Back when I was in high school (you know, and I thought I knew everything) I remember thinking that you could take a person from spain, france, italy, and greece, and they could all pass for natives of each other's countries. By now I'm sure that's false, but is there a possibility that maybe they arent too far off from each other?


----------



## Jabrosky (Oct 24, 2013)

I remember a message board called ForumBiodiversity where the posters were obsessed with these sorts of physical distinctions, classifying them into a vast number of pseudo-scientific racial categories that ended with -ic or -id. However that forum has gone down recently.

Maybe this alternative on DeviantArt might help?


----------



## deilaitha (Oct 24, 2013)

People groups tend to be identifiable by region rather than country.  However, even then there are distinctions within the groups--generally only noticeable by the people of that group.  For example, in Africa there was a mass genocide against an entire people group--if a person of European heritage looked at those two side by side, our first thought would be 'what's the difference?'  However, once someone pointed out that the noses of one group were flatter than the other, and the brow more prominent, it became clear.  Yes, the genocide was based on the belief that these physical differences marked these people as evil.  It was a terribly sad thing. 
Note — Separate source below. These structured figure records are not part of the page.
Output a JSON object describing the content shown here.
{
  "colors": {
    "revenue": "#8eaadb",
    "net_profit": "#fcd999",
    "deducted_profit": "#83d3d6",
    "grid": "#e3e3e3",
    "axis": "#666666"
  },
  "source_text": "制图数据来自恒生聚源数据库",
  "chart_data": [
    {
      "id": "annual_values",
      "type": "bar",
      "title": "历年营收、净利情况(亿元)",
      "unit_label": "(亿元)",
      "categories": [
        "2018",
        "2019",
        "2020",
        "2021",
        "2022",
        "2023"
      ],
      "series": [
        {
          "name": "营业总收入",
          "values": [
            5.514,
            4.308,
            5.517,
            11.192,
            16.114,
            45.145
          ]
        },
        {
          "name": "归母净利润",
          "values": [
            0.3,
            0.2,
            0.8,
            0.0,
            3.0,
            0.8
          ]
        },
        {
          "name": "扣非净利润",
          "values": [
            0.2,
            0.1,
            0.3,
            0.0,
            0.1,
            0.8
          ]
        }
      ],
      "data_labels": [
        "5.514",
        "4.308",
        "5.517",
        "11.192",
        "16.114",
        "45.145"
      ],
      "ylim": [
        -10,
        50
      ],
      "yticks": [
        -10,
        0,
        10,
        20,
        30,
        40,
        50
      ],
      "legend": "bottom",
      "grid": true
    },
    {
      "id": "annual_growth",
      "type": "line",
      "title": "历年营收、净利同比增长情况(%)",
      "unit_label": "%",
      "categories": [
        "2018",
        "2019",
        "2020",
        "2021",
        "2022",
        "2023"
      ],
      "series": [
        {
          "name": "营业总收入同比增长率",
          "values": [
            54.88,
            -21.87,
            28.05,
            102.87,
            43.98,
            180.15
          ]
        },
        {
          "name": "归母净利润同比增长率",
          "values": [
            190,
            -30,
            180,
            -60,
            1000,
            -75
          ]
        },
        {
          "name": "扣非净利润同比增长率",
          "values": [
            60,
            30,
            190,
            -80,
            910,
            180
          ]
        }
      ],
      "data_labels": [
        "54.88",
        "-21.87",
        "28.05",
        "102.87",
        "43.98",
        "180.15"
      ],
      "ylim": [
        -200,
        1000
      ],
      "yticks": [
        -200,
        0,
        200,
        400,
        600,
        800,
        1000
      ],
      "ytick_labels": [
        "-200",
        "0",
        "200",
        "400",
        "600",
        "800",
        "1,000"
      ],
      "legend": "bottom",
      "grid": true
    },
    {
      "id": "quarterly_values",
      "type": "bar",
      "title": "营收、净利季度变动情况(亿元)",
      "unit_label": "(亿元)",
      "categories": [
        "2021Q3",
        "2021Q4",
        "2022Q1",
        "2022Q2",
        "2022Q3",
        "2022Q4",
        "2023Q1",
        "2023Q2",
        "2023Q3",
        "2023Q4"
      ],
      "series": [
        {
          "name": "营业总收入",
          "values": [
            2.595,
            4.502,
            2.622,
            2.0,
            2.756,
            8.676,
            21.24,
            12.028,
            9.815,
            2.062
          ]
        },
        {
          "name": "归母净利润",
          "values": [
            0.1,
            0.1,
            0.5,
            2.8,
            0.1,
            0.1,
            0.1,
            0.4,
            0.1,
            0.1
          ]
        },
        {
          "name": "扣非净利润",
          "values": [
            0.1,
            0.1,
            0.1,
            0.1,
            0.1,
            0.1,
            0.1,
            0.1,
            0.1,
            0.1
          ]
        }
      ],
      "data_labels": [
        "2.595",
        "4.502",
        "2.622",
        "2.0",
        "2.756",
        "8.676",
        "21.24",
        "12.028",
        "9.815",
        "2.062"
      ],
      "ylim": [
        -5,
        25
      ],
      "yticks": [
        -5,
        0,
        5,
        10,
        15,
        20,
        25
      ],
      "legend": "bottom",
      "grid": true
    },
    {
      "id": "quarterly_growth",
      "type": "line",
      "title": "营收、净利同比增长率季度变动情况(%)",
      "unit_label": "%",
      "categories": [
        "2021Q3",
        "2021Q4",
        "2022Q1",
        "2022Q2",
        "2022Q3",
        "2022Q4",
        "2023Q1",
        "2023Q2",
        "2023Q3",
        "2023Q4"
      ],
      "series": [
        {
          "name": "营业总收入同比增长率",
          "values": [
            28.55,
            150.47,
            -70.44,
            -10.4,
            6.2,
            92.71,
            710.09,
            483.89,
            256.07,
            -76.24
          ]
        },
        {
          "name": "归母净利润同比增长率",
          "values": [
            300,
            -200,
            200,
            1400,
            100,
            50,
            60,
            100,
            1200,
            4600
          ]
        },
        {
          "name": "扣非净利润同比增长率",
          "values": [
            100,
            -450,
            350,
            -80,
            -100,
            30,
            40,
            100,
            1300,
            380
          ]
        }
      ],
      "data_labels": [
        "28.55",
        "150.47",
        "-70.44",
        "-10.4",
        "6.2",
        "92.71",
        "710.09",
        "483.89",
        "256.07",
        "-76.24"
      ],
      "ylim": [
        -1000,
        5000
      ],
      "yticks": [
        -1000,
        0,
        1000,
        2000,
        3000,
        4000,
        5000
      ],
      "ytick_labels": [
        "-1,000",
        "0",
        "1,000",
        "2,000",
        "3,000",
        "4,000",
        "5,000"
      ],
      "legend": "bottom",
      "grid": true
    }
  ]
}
So: a person from Turkey could probably tell you if someone else is Italian, Spanish, or Grecian. However, you might not be able to see the difference.  

I hope that helped. Sorry if it didn't.


----------



## CupofJoe (Oct 24, 2013)

deilaitha said:


> People groups tend to be identifiable by region rather than country.  However, even then there are distinctions within the groups--generally only noticeable by the people of that group.  For example, in Africa there was a mass genocide against an entire people group--if a person of European heritage looked at those two side by side, our first thought would be 'what's the difference?'  However, once someone pointed out that the noses of one group were flatter than the other, and the brow more prominent, it became clear.  Yes, the genocide was based on the belief that these physical differences marked these people as evil.  It was a terribly sad thing.
> 
> So: a person from Turkey could probably tell you if someone else is Italian, Spanish, or Grecian. However, you might not be able to see the difference.
> 
> I hope that helped. Sorry if it didn't.


I suppose that in some form it's like accents. If you are from the [north of the] UK then Liverpool and Manchester [and twenty other towns and cities] have distinctive accents but to a non-local they all might just sound "Northern" or even just "English".


----------



## deilaitha (Oct 24, 2013)

CupofJoe said:


> I suppose that in some form it's like accents. If you are from the [north of the] UK then Liverpool and Manchester [and twenty other towns and cities] have distinctive accents but to a non-local they all might just sound "Northern" or even just "English".



Indeed. I can't tell the difference between Alabama and Texas accents, but apparently there is one.


----------



## hots_towel (Oct 24, 2013)

deilaitha said:


> People groups tend to be identifiable by region rather than country.  However, even then there are distinctions within the groups--generally only noticeable by the people of that group.  For example, in Africa there was a mass genocide against an entire people group--if a person of European heritage looked at those two side by side, our first thought would be 'what's the difference?'  However, once someone pointed out that the noses of one group were flatter than the other, and the brow more prominent, it became clear.  Yes, the genocide was based on the belief that these physical differences marked these people as evil.  It was a terribly sad thing.
> 
> So: a person from Turkey could probably tell you if someone else is Italian, Spanish, or Grecian. However, you might not be able to see the difference.
> 
> I hope that helped. Sorry if it didn't.


oh yes, it was very helpful (and very informative). thank you for your input. 

And Jabrosky, thanks for the link. Also very helpful


----------